On March 17, 1976, appellant filed motions (1) to vacate the order requiring appellant to make application for appointment of a guardian ad litem; (2) in the alternative, to appoint appellant’s counsel as her guardian ad litem; (3) in the alternative, to appoint Jean Dooner, L. P. N., former director of the Western South Dakota Community Action Program Family Planning Services, as guardian ad litem; and (4) to vacate the order requiring notice be given to appellant’s parents regarding the hearing on the guardian ad litem application. That same day, the District Court denied all of appellant’s motions and ordered appellant’s attorney to give appellant, her parents, and Jean Dooner notice by personal service of a hearing, scheduled by the court for March 26, 1976. The order stated that failure to give such notice would be cause for dismissal of the action. On March 22, 1976, appellant’s counsel certified that he personally served appellant and Jean Dooner with notice of the hearing, but that he did not serve such notice upon appellant’s parents. By an order dated March 25, 1976, the District Court dismissed the action, noting that appellant’s counsel had certified that appellant would suffer dismissal of the action rather than make service of notice on her parents.

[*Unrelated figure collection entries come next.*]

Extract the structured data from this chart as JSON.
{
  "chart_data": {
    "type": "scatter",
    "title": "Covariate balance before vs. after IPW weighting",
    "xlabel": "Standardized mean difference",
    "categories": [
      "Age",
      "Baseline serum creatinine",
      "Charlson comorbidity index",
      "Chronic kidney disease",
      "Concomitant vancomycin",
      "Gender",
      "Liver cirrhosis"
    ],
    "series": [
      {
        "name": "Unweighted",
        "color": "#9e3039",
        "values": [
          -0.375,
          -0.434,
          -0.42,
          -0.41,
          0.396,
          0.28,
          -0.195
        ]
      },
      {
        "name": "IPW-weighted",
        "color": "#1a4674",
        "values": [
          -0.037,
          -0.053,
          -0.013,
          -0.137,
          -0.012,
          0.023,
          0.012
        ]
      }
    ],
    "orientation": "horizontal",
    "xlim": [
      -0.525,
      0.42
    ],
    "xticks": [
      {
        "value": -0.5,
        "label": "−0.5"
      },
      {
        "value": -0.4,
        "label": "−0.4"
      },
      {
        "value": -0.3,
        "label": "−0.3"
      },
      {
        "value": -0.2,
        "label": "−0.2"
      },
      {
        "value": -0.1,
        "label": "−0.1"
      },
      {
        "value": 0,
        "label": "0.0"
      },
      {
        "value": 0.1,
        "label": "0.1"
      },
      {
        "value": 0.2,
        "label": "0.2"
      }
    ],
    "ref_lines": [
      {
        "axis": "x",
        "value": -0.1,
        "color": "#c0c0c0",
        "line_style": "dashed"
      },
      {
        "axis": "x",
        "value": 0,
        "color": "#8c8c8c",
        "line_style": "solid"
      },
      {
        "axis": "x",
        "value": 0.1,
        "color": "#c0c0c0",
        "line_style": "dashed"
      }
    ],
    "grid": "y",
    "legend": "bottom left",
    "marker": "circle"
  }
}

. Fed.R.Civ.P. 17(c) provides:

(c) Infants or Incompetent Persons. Whenever an infant or incompetent person has a representative, such as a general guardian, committee, conservator, or other like fiduciary, the representative may sue or defend on behalf of the infant or incompetent person. If an infant or incompetent person does not have a duly appointed representative he may sue by his next friend or by a guardian ad litem. The court shall appoint a guardian ad litem for an infant or incompetent person not otherwise represented in an action or shall make such other order as it deems proper for the protection of the infant or incompetent person.

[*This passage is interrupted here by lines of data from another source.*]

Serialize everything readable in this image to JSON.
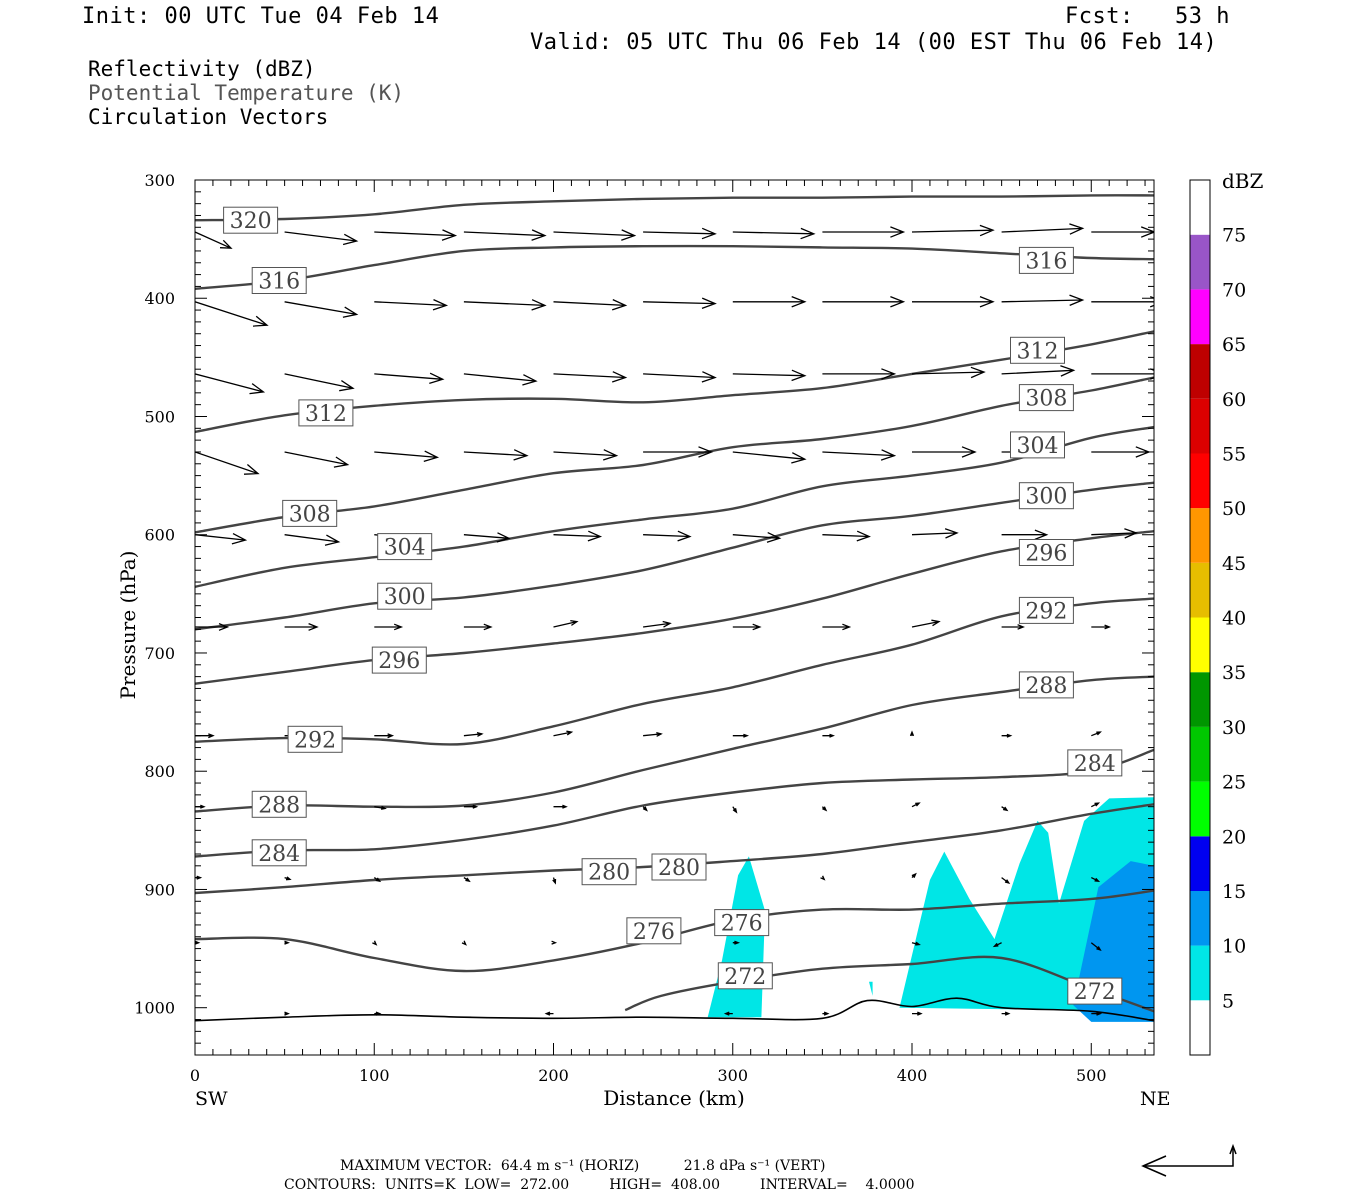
{
  "header": {
    "init": "Init: 00 UTC Tue 04 Feb 14",
    "fcst": "Fcst:   53 h",
    "valid": "Valid: 05 UTC Thu 06 Feb 14 (00 EST Thu 06 Feb 14)"
  },
  "legend": {
    "reflectivity": "Reflectivity (dBZ)",
    "theta": "Potential Temperature (K)",
    "vectors": "Circulation Vectors"
  },
  "footer": {
    "max_vector": "MAXIMUM VECTOR:  64.4 m s⁻¹ (HORIZ)          21.8 dPa s⁻¹ (VERT)",
    "contours": "CONTOURS:  UNITS=K  LOW=  272.00         HIGH=  408.00         INTERVAL=    4.0000"
  },
  "colors": {
    "contour": "#444444",
    "dbz5": "#00e6e6",
    "dbz10": "#0096f0"
  },
  "chart_data": {
    "type": "cross-section",
    "xlabel": "Distance (km)",
    "ylabel": "Pressure (hPa)",
    "x_end_labels": [
      "SW",
      "NE"
    ],
    "xlim": [
      0,
      535
    ],
    "ylim": [
      1040,
      300
    ],
    "x_ticks": [
      0,
      100,
      200,
      300,
      400,
      500
    ],
    "y_ticks": [
      300,
      400,
      500,
      600,
      700,
      800,
      900,
      1000
    ],
    "colorbar": {
      "label": "dBZ",
      "ticks": [
        5,
        10,
        15,
        20,
        25,
        30,
        35,
        40,
        45,
        50,
        55,
        60,
        65,
        70,
        75
      ],
      "colors": [
        "#ffffff",
        "#00e6e6",
        "#0096f0",
        "#0000f0",
        "#00ff00",
        "#00c800",
        "#009600",
        "#ffff00",
        "#e6be00",
        "#ff9600",
        "#ff0000",
        "#dc0000",
        "#be0000",
        "#ff00ff",
        "#9955c8",
        "#ffffff"
      ]
    },
    "contour_labels": [
      {
        "value": "320",
        "x": 31,
        "p": 334
      },
      {
        "value": "316",
        "x": 47,
        "p": 385
      },
      {
        "value": "316",
        "x": 475,
        "p": 368
      },
      {
        "value": "312",
        "x": 73,
        "p": 497
      },
      {
        "value": "312",
        "x": 470,
        "p": 444
      },
      {
        "value": "308",
        "x": 475,
        "p": 484
      },
      {
        "value": "308",
        "x": 64,
        "p": 582
      },
      {
        "value": "304",
        "x": 470,
        "p": 524
      },
      {
        "value": "304",
        "x": 117,
        "p": 610
      },
      {
        "value": "300",
        "x": 475,
        "p": 567
      },
      {
        "value": "300",
        "x": 117,
        "p": 652
      },
      {
        "value": "296",
        "x": 475,
        "p": 615
      },
      {
        "value": "296",
        "x": 114,
        "p": 706
      },
      {
        "value": "292",
        "x": 475,
        "p": 664
      },
      {
        "value": "292",
        "x": 67,
        "p": 773
      },
      {
        "value": "288",
        "x": 475,
        "p": 727
      },
      {
        "value": "288",
        "x": 47,
        "p": 828
      },
      {
        "value": "284",
        "x": 502,
        "p": 793
      },
      {
        "value": "284",
        "x": 47,
        "p": 869
      },
      {
        "value": "280",
        "x": 231,
        "p": 885
      },
      {
        "value": "280",
        "x": 270,
        "p": 881
      },
      {
        "value": "276",
        "x": 256,
        "p": 935
      },
      {
        "value": "276",
        "x": 305,
        "p": 928
      },
      {
        "value": "272",
        "x": 307,
        "p": 973
      },
      {
        "value": "272",
        "x": 502,
        "p": 986
      }
    ],
    "contours": [
      {
        "theta": 320,
        "x": [
          0,
          50,
          100,
          150,
          200,
          250,
          300,
          350,
          400,
          450,
          500,
          535
        ],
        "p": [
          334,
          333,
          329,
          321,
          318,
          316,
          315,
          315,
          314,
          314,
          313,
          313
        ]
      },
      {
        "theta": 316,
        "x": [
          0,
          50,
          100,
          150,
          200,
          250,
          300,
          350,
          400,
          450,
          500,
          535
        ],
        "p": [
          392,
          385,
          372,
          360,
          357,
          356,
          356,
          357,
          358,
          362,
          366,
          367
        ]
      },
      {
        "theta": 312,
        "x": [
          0,
          50,
          100,
          150,
          200,
          250,
          300,
          350,
          400,
          450,
          500,
          535
        ],
        "p": [
          513,
          499,
          491,
          486,
          485,
          488,
          482,
          476,
          464,
          452,
          439,
          428
        ]
      },
      {
        "theta": 308,
        "x": [
          0,
          50,
          100,
          150,
          200,
          250,
          300,
          350,
          400,
          450,
          500,
          535
        ],
        "p": [
          598,
          585,
          576,
          562,
          548,
          541,
          526,
          519,
          508,
          491,
          478,
          467
        ]
      },
      {
        "theta": 304,
        "x": [
          0,
          50,
          100,
          150,
          200,
          250,
          300,
          350,
          400,
          450,
          500,
          535
        ],
        "p": [
          644,
          628,
          619,
          610,
          597,
          587,
          578,
          559,
          550,
          539,
          518,
          509
        ]
      },
      {
        "theta": 300,
        "x": [
          0,
          50,
          100,
          150,
          200,
          250,
          300,
          350,
          400,
          450,
          500,
          535
        ],
        "p": [
          680,
          670,
          658,
          653,
          643,
          630,
          611,
          592,
          584,
          573,
          562,
          556
        ]
      },
      {
        "theta": 296,
        "x": [
          0,
          50,
          100,
          150,
          200,
          250,
          300,
          350,
          400,
          450,
          500,
          535
        ],
        "p": [
          726,
          716,
          706,
          700,
          692,
          683,
          671,
          654,
          633,
          614,
          603,
          597
        ]
      },
      {
        "theta": 292,
        "x": [
          0,
          50,
          100,
          150,
          200,
          250,
          300,
          350,
          400,
          450,
          500,
          535
        ],
        "p": [
          775,
          772,
          773,
          777,
          762,
          743,
          729,
          710,
          693,
          669,
          658,
          654
        ]
      },
      {
        "theta": 288,
        "x": [
          0,
          50,
          100,
          150,
          200,
          250,
          300,
          350,
          400,
          450,
          500,
          535
        ],
        "p": [
          834,
          829,
          830,
          829,
          818,
          799,
          781,
          764,
          744,
          733,
          723,
          720
        ]
      },
      {
        "theta": 284,
        "x": [
          0,
          50,
          100,
          150,
          200,
          250,
          300,
          350,
          400,
          450,
          500,
          535
        ],
        "p": [
          872,
          867,
          866,
          858,
          846,
          829,
          818,
          810,
          807,
          805,
          800,
          782
        ]
      },
      {
        "theta": 280,
        "x": [
          0,
          50,
          100,
          150,
          200,
          250,
          300,
          350,
          400,
          450,
          500,
          535
        ],
        "p": [
          903,
          898,
          892,
          888,
          884,
          881,
          876,
          870,
          860,
          850,
          836,
          828
        ]
      },
      {
        "theta": 276,
        "x": [
          0,
          50,
          100,
          150,
          200,
          250,
          300,
          350,
          400,
          450,
          500,
          535
        ],
        "p": [
          942,
          942,
          958,
          969,
          960,
          945,
          926,
          917,
          917,
          912,
          908,
          901
        ]
      },
      {
        "theta": 272,
        "x": [
          240,
          260,
          300,
          350,
          400,
          450,
          500,
          535
        ],
        "p": [
          1002,
          990,
          978,
          967,
          963,
          958,
          984,
          1003
        ]
      },
      {
        "theta": "surface",
        "x": [
          0,
          50,
          100,
          150,
          200,
          250,
          300,
          350,
          375,
          400,
          425,
          450,
          500,
          535
        ],
        "p": [
          1011,
          1008,
          1006,
          1008,
          1009,
          1008,
          1009,
          1009,
          994,
          999,
          992,
          1000,
          1003,
          1011
        ]
      }
    ],
    "dbz_areas": [
      {
        "dbz": 5,
        "x": [
          286,
          294,
          303,
          309,
          318,
          316,
          286
        ],
        "p": [
          1008,
          960,
          888,
          872,
          918,
          1008,
          1008
        ]
      },
      {
        "dbz": 5,
        "x": [
          376,
          378,
          378,
          376
        ],
        "p": [
          978,
          978,
          990,
          978
        ]
      },
      {
        "dbz": 5,
        "x": [
          393,
          410,
          418,
          432,
          446,
          460,
          470,
          476,
          482,
          496,
          510,
          535,
          535,
          393
        ],
        "p": [
          1000,
          892,
          868,
          908,
          942,
          878,
          842,
          852,
          912,
          842,
          823,
          822,
          1003,
          1000
        ]
      },
      {
        "dbz": 10,
        "x": [
          490,
          504,
          522,
          535,
          535,
          500,
          490
        ],
        "p": [
          998,
          898,
          876,
          880,
          1012,
          1012,
          998
        ]
      }
    ],
    "vector_rows": [
      {
        "p": 344,
        "x": [
          0,
          50,
          100,
          150,
          200,
          250,
          300,
          350,
          400,
          450,
          500
        ],
        "u": [
          20,
          40,
          45,
          45,
          45,
          40,
          45,
          45,
          45,
          45,
          35
        ],
        "v": [
          9,
          5,
          2,
          2,
          2,
          1,
          1,
          0,
          -1,
          -2,
          0
        ]
      },
      {
        "p": 403,
        "x": [
          0,
          50,
          100,
          150,
          200,
          250,
          300,
          350,
          400,
          450,
          500
        ],
        "u": [
          40,
          40,
          40,
          45,
          40,
          40,
          40,
          45,
          45,
          45,
          40
        ],
        "v": [
          13,
          7,
          2,
          2,
          2,
          1,
          0,
          0,
          0,
          -1,
          0
        ]
      },
      {
        "p": 464,
        "x": [
          0,
          50,
          100,
          150,
          200,
          250,
          300,
          350,
          400,
          450,
          500
        ],
        "u": [
          38,
          38,
          38,
          40,
          40,
          40,
          40,
          40,
          40,
          40,
          40
        ],
        "v": [
          10,
          8,
          3,
          4,
          2,
          2,
          1,
          0,
          -1,
          -2,
          0
        ]
      },
      {
        "p": 530,
        "x": [
          0,
          50,
          100,
          150,
          200,
          250,
          300,
          350,
          400,
          450,
          500
        ],
        "u": [
          35,
          35,
          35,
          35,
          35,
          38,
          40,
          40,
          35,
          30,
          32
        ],
        "v": [
          12,
          7,
          3,
          2,
          2,
          0,
          4,
          2,
          0,
          0,
          0
        ]
      },
      {
        "p": 600,
        "x": [
          0,
          50,
          100,
          150,
          200,
          250,
          300,
          350,
          400,
          450,
          500
        ],
        "u": [
          28,
          30,
          30,
          25,
          26,
          26,
          26,
          26,
          25,
          25,
          25
        ],
        "v": [
          3,
          4,
          3,
          2,
          1,
          1,
          2,
          1,
          -1,
          0,
          -1
        ]
      },
      {
        "p": 678,
        "x": [
          0,
          50,
          100,
          150,
          200,
          250,
          300,
          350,
          400,
          450,
          500
        ],
        "u": [
          18,
          18,
          15,
          15,
          13,
          15,
          15,
          15,
          15,
          12,
          10
        ],
        "v": [
          0,
          0,
          0,
          0,
          -3,
          -2,
          0,
          0,
          -3,
          0,
          0
        ]
      },
      {
        "p": 770,
        "x": [
          0,
          50,
          100,
          150,
          200,
          250,
          300,
          350,
          400,
          450,
          500
        ],
        "u": [
          10,
          10,
          10,
          10,
          10,
          10,
          8,
          6,
          0,
          5,
          5
        ],
        "v": [
          0,
          0,
          0,
          -1,
          -2,
          -1,
          0,
          0,
          -2,
          0,
          -2
        ]
      },
      {
        "p": 830,
        "x": [
          0,
          50,
          100,
          150,
          200,
          250,
          300,
          350,
          400,
          450,
          500
        ],
        "u": [
          5,
          5,
          6,
          7,
          7,
          2,
          2,
          2,
          4,
          3,
          4
        ],
        "v": [
          0,
          0,
          1,
          0,
          0,
          2,
          3,
          2,
          -2,
          2,
          -2
        ]
      },
      {
        "p": 890,
        "x": [
          0,
          50,
          100,
          150,
          200,
          350,
          400,
          450,
          500
        ],
        "u": [
          3,
          3,
          3,
          3,
          1,
          1,
          2,
          4,
          4
        ],
        "v": [
          0,
          1,
          2,
          2,
          3,
          1,
          -2,
          3,
          2
        ]
      },
      {
        "p": 945,
        "x": [
          0,
          50,
          100,
          150,
          200,
          300,
          400,
          450,
          500
        ],
        "u": [
          2,
          2,
          1,
          1,
          1,
          3,
          4,
          -4,
          5
        ],
        "v": [
          0,
          0,
          1,
          1,
          0,
          0,
          1,
          2,
          4
        ]
      },
      {
        "p": 1005,
        "x": [
          50,
          100,
          200,
          300,
          350,
          400,
          450,
          500
        ],
        "u": [
          2,
          3,
          -4,
          -4,
          3,
          5,
          4,
          5
        ],
        "v": [
          0,
          0,
          0,
          0,
          0,
          0,
          0,
          0
        ]
      }
    ]
  }
}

. To the extent that the first quoted section of South Dakota law, S.D. Codified Laws § 26-1-3 (1976), is nondiscretionary, and therefore more demanding than Fed.R.Civ.P. 17(c), a problem could develop in terms of which rule should be applied. It has been held that such state rules are procedural rather than substantive and hence need not be applied in federal courts. See Travelers Indemnity Co. v. Bengtson, 231 F.2d 263, 265-66 (5th Cir. 1956). See also Slade v. Louisiana Power & Light Co., 418 F.2d 125, 126 (5th Cir. 1969), cert. denied, 397 U.S. 1007, 90 S.Ct. 1233, 25 L.Ed.2d 419 (1970); Roberts v. Ohio Casualty Ins. Co., 256 F.2d 35, 38-39 (5th Cir. 1958); Smith v. Langford, 255 So. 294, 296 (Fla.App.1971); 3A J. Moore, Federal Practice ¶ 17.26 (2d ed. 1974); 6 C. Wright & A. Miller, Federal Practice and Procedure § 1571, at 782-83 (1971).

. Appellant submitted an affidavit to the District Court, stating that she is unable to obtain the consent of either of her parents for contraceptive services and supplies.

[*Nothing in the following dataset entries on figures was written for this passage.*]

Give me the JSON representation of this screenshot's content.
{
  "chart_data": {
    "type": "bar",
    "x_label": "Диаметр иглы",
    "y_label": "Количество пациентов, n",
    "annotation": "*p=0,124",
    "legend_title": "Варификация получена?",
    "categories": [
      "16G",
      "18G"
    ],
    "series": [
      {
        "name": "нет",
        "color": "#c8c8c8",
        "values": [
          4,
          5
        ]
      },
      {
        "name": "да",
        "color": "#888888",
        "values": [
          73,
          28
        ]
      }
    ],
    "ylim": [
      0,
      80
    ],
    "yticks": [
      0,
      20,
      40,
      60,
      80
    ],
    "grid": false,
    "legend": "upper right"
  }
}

. It is difficult to fault the District Court for wanting parental awareness and possible assistance in the selection of a guardian ad litem for appellant. On the other hand, such notice is not required by state or federal law, and the parents will not themselves be appointed. Notice to the parents is unnecessary to the selection of a guardian ad litem to prosecute this action.

. We express no views on the class action claims. The District Court should pass on this matter in the first instance and should do so at an early stage of the proceeding. See Fed.R. Civ.P. 23.